1. A method for the treatment of a brain injury or a migraine in a mammal comprising administering a therapeutically effective amount of psilocybin or a pharmaceutically acceptable salt or solvate thereof, together with one or more pharmaceutically acceptable carriers, diluents and excipients to a mammal in need thereof.

2. The method of claim 1 , wherein the mammal is a human.

3. The method of claim 1 , wherein the therapeutically effective amount is a dose within the range of about 0.5 mL/day to about 3 mL/day at about 0.5 mM to about 3.0 mM concentration.

4. The method of claim 1 , wherein the therapeutically effective amount is a dose of about 0.5 mL/day at about a 2.0 mM concentration.

5. The method of claim 1 , wherein the therapeutically effective amount is a dose of about 1.2 mL/day at about a 2.0 mM concentration.

6. The method of claim 1 , wherein the therapeutically effective amount is a dose of about 3.0 mL/day at about a 2.0 mM concentration..

7. The method of any one of claims 1 to 6, wherein the brain injury is selected from the group consisting of a mild brain injury or traumatic brain injury.

8. The method of claim 7, wherein the brain injury is selected from the group consisting of a concussion, a stroke and Alzheimer’s.

9. The method of any one of claims 1 to 8, wherein the step of administering includes administering the psilocybin or a pharmaceutically acceptable salt or solvate thereof, together with one or more pharmaceutically acceptable carriers, diluents and excipients, administering to the patient orally.

10. The method of claim 9, wherein the step of administering to the patient orally includes administering buccally or sublingually.

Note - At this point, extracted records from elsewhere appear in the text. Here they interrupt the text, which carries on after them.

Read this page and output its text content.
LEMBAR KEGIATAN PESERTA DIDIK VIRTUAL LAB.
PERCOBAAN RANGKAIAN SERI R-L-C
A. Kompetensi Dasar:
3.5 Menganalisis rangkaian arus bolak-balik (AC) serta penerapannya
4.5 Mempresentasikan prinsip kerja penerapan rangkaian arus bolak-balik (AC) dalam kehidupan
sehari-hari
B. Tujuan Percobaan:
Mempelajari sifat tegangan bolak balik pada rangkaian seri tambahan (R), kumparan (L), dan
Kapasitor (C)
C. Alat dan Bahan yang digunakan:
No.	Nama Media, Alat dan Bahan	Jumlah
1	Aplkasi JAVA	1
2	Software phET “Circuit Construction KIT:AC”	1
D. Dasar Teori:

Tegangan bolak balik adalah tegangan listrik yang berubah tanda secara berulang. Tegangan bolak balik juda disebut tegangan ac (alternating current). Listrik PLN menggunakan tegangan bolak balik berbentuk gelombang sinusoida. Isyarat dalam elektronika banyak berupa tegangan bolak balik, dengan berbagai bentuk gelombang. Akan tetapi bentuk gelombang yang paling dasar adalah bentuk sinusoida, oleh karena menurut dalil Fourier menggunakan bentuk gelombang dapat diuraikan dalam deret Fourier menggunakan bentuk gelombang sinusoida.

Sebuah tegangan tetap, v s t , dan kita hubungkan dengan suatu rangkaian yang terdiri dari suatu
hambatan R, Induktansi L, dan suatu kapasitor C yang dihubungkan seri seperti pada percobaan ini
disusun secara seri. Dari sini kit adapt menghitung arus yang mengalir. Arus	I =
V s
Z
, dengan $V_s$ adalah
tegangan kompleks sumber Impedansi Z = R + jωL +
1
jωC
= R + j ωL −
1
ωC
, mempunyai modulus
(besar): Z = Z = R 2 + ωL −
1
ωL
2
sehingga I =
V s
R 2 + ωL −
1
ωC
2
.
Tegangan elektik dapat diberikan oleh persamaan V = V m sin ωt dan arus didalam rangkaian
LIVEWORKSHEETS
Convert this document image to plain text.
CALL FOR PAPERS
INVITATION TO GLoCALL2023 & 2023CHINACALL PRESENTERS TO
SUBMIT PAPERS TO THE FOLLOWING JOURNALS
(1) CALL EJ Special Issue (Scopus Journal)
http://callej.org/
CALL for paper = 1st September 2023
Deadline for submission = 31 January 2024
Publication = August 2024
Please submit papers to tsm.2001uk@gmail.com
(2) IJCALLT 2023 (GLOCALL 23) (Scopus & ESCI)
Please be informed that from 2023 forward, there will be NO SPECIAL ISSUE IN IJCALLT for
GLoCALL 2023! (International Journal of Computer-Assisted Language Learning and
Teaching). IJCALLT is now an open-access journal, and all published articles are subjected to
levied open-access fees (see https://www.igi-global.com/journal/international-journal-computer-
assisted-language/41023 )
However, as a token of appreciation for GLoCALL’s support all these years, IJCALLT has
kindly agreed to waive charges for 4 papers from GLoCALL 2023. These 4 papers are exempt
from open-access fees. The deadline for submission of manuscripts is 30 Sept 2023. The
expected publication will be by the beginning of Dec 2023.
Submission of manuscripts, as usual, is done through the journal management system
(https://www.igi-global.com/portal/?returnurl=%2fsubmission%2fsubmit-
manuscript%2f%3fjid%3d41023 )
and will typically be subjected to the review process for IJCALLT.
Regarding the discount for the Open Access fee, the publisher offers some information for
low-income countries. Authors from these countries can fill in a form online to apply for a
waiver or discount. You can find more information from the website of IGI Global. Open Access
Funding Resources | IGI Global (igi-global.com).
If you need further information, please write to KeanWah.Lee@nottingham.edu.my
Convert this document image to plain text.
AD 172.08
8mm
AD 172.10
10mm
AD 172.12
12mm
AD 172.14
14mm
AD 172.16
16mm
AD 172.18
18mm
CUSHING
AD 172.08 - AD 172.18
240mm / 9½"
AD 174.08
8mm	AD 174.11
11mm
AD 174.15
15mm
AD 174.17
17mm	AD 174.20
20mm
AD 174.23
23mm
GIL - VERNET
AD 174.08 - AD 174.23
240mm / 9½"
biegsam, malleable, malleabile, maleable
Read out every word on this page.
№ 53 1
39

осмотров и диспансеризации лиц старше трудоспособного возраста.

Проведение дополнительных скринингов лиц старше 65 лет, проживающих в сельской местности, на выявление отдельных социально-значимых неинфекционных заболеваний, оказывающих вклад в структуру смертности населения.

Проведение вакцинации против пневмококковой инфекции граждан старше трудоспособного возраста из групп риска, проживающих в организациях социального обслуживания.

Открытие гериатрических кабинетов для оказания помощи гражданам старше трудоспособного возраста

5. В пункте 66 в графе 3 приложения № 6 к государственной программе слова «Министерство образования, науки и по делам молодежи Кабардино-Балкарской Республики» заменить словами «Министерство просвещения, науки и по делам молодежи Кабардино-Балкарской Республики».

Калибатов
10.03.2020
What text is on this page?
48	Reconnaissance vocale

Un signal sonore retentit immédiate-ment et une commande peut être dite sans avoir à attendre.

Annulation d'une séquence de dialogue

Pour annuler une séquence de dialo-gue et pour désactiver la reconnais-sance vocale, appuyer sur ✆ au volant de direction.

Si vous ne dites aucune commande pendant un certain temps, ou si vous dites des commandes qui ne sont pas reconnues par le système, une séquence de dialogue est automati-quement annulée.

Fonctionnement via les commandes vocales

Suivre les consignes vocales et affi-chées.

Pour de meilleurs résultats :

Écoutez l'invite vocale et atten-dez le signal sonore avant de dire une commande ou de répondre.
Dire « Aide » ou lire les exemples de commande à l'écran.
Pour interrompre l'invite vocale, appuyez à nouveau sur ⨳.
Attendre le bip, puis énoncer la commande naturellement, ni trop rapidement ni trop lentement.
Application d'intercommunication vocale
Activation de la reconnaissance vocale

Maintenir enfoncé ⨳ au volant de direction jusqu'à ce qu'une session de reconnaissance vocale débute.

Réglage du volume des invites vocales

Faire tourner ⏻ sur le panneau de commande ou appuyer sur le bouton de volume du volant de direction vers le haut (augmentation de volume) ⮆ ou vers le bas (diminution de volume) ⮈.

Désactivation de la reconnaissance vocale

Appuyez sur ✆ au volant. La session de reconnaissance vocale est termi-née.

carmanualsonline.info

11. The method of claim 9, wherein the step of administering to the patient orally includes administering in as tablets, capsules, powders, granules, lozenges, creams or liquid preparations.

12. Use of a pharmaceutical composition including psilocybin or a pharmaceutically acceptable salt or solvate thereof, together with one or more pharmaceutically acceptable carriers, diluents and excipients for the treatment of a brain injury or a migraine in a mammal.

13. The use of claim 12, wherein the mammal is a human.

14. The use of claim 13, wherein the therapeutically effective amount is a dose within the range of about 0.5 mL/day to about 3.0 mL/day at about 0.5 mM to about 3.0 mM concentration.

15. The use of claim 13, wherein the therapeutically effective amount is a dose of about 0.5 mL/day at about a 2.0 mM concentration.

16. The use of claim 13, wherein the therapeutically effective amount is a dose of about 1.2 mL/day at about a 2.0 mM concentration.

17. The use of claim 13, wherein the therapeutically effective amount is a dose of about 3.0 mL/day at about a 2.0 mM concentration.

18. The use of any one of claims 13 to 17, wherein the brain injury is selected from the group consisting of a mild brain injury or traumatic brain injury.

19. The use of claim 18, wherein the brain injury is selected from the group consisting of a concussion, a stroke and Alzheimer’s.

20. The use of any one of claims 13 to 19, wherein the composition is included in a carrier selected from the group consisting of tablets, capsules, powders, granules, lozenges, creams and liquid preparations.